A Somália está à beira de uma crise humanitária cada vez mais grave, segundo o Comitê Internacional da Cruz Vermelha (CICV), que alerta que 6,5 milhões de pessoas enfrentam fome aguda devido à seca prolongada que devasta seus meios de subsistência.

Em regiões atingidas pela seca, a morte de animais está deixando famílias sem comida e sem renda. Abdulkadir Mohamed Farah, um pastor em Galmudug, diz que perdeu 90% de suas cabras e dois terços de seus camelos em menos de um ano.

“Estamos enfrentando uma seca. O gado, tanto camelos quanto cabras, foi perdido. Agora tememos que as pessoas também sejam”, disse ele. “Eu tinha 500 cabras, só restam 50. Tinha 70 camelos, só sobraram 20.”

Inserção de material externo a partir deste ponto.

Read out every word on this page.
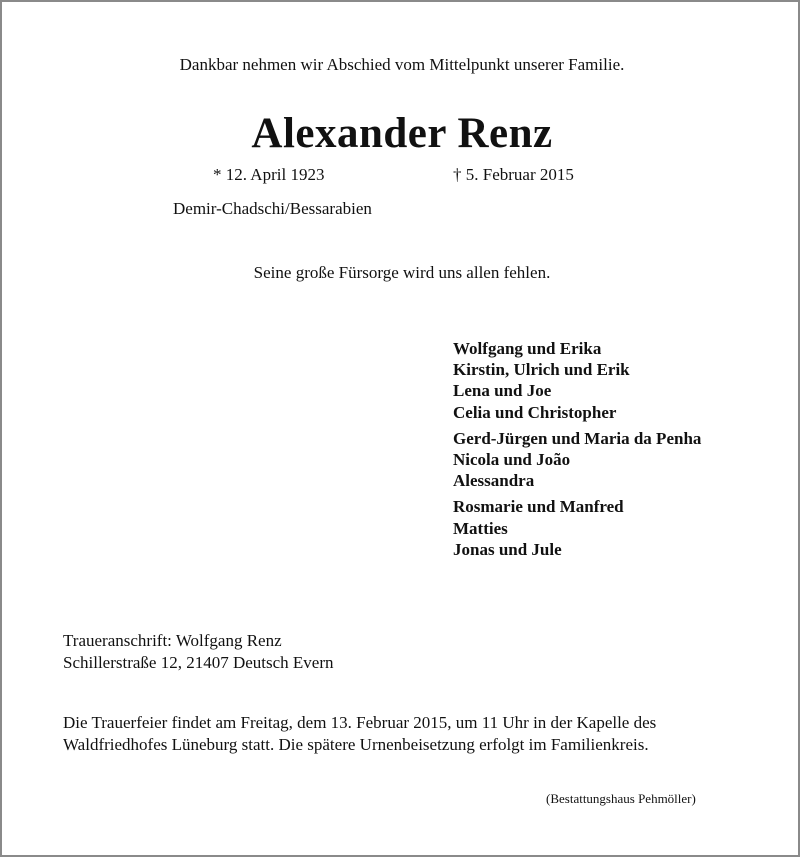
Dankbar nehmen wir Abschied vom Mittelpunkt unserer Familie.
Alexander Renz
* 12. April 1923	† 5. Februar 2015
Demir-Chadschi/Bessarabien
Seine große Fürsorge wird uns allen fehlen.
Wolfgang und Erika
Kirstin, Ulrich und Erik
Lena und Joe
Celia und Christopher
Gerd-Jürgen und Maria da Penha
Nicola und João
Alessandra
Rosmarie und Manfred
Matties
Jonas und Jule
Traueranschrift: Wolfgang Renz
Schillerstraße 12, 21407 Deutsch Evern
Die Trauerfeier findet am Freitag, dem 13. Februar 2015, um 11 Uhr in der Kapelle des
Waldfriedhofes Lüneburg statt. Die spätere Urnenbeisetzung erfolgt im Familienkreis.
(Bestattungshaus Pehmöller)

Duas temporadas de chuvas consecutivas fracassadas aumentaram os temores de uma repetição da catastrófica crise de fome de 2022. Com a morte de animais e o esgotamento de poços, milhares de famílias estão abandonando as áreas rurais e se deslocando para campos de refugiados ou cidades maiores em busca de água e assistência.

Mohamed Sheikh, um funcionário do CICV em Galmudug, afirma que a crise está sendo causada por uma combinação de seca e conflito. “Os combates provocaram deslocamentos. A seca também está causando deslocamentos. As necessidades estão aumentando e a situação se tornará desesperadora se as chuvas não chegarem logo”, alertou.

Os cortes na ajuda humanitária estão agravando a crise, forçando o encerramento de programas e reduzindo o apoio alimentar, hídrico, de saúde e de subsistência em um momento de crescente necessidade. Sem chuvas urgentes e aumento do financiamento, o CICV alerta que milhões de pessoas podem entrar em situação de fome extrema.